Les principaux symptômes de COVID-19 (fièvre, toux et essoufflement) et d’autres maladies infectieuses émergentes se manifestent également avec d’autres maladies. Quelques questions sur les antécédents de voyage pourraient aider à mettre les signes d’infection en contexte, disent Perl et Price.

Ces questions pourraient facilement être ajoutées aux dossiers de santé électroniques, des questions supplémentaires étant déclenchées en fonction des réponses du patient.

En fonction des réponses d’un patient, les médecins peuvent ordonner des tests supplémentaires ou prendre des mesures pour empêcher le personnel et les autres patients d’être exposés au virus.

Il peut s’agir de faire entrer les patients par une autre entrée, à l’écart des autres patients, et de faire porter au personnel des équipements de protection, tels que masques, gants et blouses. Dans le cas du SRAS, ce type de mesures préventives a permis de mettre fin à l’épidémie.

Les signes vitaux standard sont tous recueillis lors d’une visite médicale, mais les antécédents de voyage peuvent être recueillis avant même qu’une personne ne se présente au cabinet du médecin ou à l’hôpital.

« Nous voulons que les gens appellent à l’avance pour ne pas exposer les autres à une éventuelle infection », a déclaré Krys Johnson, PhD, professeur adjoint d’épidémiologie à la faculté de santé publique de l’université Temple à Philadelphie.

Le Dr Louis J. Morledge, un interniste spécialisé dans la médecine des voyages à l’hôpital Lenox Hill et à l’université de New York Langone Health, à New York, est d’accord pour dire que les questions sur les antécédents de voyage devraient être une pratique courante pendant l’épidémie de COVID-19.

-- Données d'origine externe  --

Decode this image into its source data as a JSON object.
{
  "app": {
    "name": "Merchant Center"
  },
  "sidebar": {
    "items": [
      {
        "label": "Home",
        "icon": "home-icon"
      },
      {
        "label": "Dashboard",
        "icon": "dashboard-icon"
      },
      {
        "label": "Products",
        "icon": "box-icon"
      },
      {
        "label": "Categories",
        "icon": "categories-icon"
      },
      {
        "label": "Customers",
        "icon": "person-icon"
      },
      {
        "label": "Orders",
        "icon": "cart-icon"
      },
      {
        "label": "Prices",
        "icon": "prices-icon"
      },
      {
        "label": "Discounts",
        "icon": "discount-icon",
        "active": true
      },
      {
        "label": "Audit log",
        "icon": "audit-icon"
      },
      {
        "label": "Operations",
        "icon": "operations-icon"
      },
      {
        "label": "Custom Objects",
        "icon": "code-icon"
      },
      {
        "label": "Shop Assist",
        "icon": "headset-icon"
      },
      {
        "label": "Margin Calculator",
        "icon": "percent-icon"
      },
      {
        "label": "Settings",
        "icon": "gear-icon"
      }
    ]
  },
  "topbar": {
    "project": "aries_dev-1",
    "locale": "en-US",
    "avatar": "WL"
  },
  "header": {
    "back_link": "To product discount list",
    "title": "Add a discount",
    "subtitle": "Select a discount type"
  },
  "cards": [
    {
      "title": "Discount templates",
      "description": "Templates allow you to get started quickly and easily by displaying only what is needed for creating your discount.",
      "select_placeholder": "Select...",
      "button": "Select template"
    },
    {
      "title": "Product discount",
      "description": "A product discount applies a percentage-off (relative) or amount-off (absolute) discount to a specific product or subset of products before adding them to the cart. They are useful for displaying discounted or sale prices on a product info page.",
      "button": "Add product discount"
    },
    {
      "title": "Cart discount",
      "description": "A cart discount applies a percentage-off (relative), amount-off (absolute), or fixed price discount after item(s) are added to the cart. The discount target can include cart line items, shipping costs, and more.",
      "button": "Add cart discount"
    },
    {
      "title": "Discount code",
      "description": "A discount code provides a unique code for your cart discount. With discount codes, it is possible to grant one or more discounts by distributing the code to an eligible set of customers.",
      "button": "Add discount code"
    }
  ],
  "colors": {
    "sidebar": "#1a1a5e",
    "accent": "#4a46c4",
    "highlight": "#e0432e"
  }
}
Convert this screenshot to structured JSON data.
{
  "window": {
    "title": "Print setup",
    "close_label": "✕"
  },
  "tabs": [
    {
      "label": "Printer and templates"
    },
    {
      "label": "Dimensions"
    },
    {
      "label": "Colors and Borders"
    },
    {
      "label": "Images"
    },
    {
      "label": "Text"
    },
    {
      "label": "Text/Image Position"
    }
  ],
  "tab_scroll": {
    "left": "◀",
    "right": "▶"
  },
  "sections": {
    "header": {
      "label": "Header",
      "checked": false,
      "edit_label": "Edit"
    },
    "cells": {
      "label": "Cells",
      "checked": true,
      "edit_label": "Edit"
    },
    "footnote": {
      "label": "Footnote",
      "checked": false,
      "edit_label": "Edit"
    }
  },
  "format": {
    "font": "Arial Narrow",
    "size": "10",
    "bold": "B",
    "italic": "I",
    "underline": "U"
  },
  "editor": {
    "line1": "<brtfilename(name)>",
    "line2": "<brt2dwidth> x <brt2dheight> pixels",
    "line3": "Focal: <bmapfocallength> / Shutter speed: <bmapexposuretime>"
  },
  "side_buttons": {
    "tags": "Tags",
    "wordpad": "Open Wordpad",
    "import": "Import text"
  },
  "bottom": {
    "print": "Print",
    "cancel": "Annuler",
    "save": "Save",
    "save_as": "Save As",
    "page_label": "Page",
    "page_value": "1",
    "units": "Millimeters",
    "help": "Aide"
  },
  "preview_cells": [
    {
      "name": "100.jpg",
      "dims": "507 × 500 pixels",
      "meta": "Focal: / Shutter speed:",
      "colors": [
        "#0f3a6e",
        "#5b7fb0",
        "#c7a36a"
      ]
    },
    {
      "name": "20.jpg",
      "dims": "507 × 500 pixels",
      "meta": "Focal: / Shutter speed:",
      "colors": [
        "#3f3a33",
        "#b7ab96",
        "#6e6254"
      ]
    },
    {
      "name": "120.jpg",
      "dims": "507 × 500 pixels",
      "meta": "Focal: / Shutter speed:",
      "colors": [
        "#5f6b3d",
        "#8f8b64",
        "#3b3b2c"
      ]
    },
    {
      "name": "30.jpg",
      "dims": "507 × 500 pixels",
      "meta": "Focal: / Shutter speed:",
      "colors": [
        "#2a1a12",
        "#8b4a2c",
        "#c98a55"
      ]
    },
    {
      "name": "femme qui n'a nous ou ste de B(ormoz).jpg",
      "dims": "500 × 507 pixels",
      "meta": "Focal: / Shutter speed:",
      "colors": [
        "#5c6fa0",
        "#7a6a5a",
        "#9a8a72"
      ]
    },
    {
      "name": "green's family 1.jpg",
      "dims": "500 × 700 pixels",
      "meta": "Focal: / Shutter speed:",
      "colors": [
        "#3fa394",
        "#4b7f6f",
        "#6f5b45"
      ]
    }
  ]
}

« Comme il s’agit d’une situation en évolution, des protocoles doivent être mis en place dans chaque cabinet pour contrôler les patients (sur leurs déplacements) avant qu’ils n’arrivent à votre bureau, afin que les patients puissent être conseillés en conséquence et que vous puissiez protéger votre personnel et les autres patients », a déclaré M. Morledge.

Dans son cabinet, « nous demandons si le patient ou les membres de sa famille ont voyagé à l’étranger au cours des 30 derniers jours, et où ils sont allés », dit-il. « Nous posons également des questions spécifiques sur les voyages en Chine continentale ».

L’un des exemples les plus frappants de ce qui peut arriver lorsque les médecins ne sont pas au courant du récent voyage d’un patient s’est produit en 2014 lors d’une épidémie d’Ebola qui s’est produite en Afrique de l’Ouest.

Un homme atteint d’Ebola, qui avait récemment voyagé au Libéria, s’est présenté aux urgences de Dallas avec de la fièvre, des douleurs abdominales et des maux de tête. On lui a prescrit des antibiotiques pour une possible infection des sinus et il a quitté l’hôpital.

Trois jours plus tard, l’homme est retourné à l’hôpital avec des symptômes qui s’aggravaient. Il est mort par la suite.

Deux infirmières qui s’occupaient de lui ont également contracté le virus Ebola.

Avec plus de 89 000 cas confirmés de COVID-19 à ce jour et plus de 3 000 décès dans le monde, de nombreux cabinets médicaux et hôpitaux dans les grandes villes comme New York et Los Angeles interrogent déjà les patients sur leurs antécédents de voyage.

Mais selon M. Johnson, même les professionnels de la santé des petites villes devraient se poser ces questions.

« Les gens voyagent de l’étranger vers les grands aéroports comme Philadelphie et New York, puis vers les aéroports régionaux », a-t-elle déclaré. « Ainsi, même les habitants des zones rurales peuvent encore être en contact avec des maladies infectieuses ».

En ce moment, l’accent est mis sur COVID-19. Mais le changement climatique, l’augmentation des voyages à travers le monde et les interactions continues entre l’homme et les animaux sauvages font qu’il est probable que de nouvelles maladies infectieuses continueront à apparaître chez l’homme.

Pour cette raison, M. Johnson estime que la question des antécédents de voyage d’un patient devrait faire partie intégrante de la pratique médicale, même après la fin de l’épidémie actuelle.

« Nous vivons dans une société mondiale », a déclaré M. Johnson. « Il y a beaucoup d’endroits dans le monde où les maladies sont endémiques dans ces régions – ce qui signifie qu’elles n’existent que dans cette population – mais ne sont pas endémiques aux États-Unis ».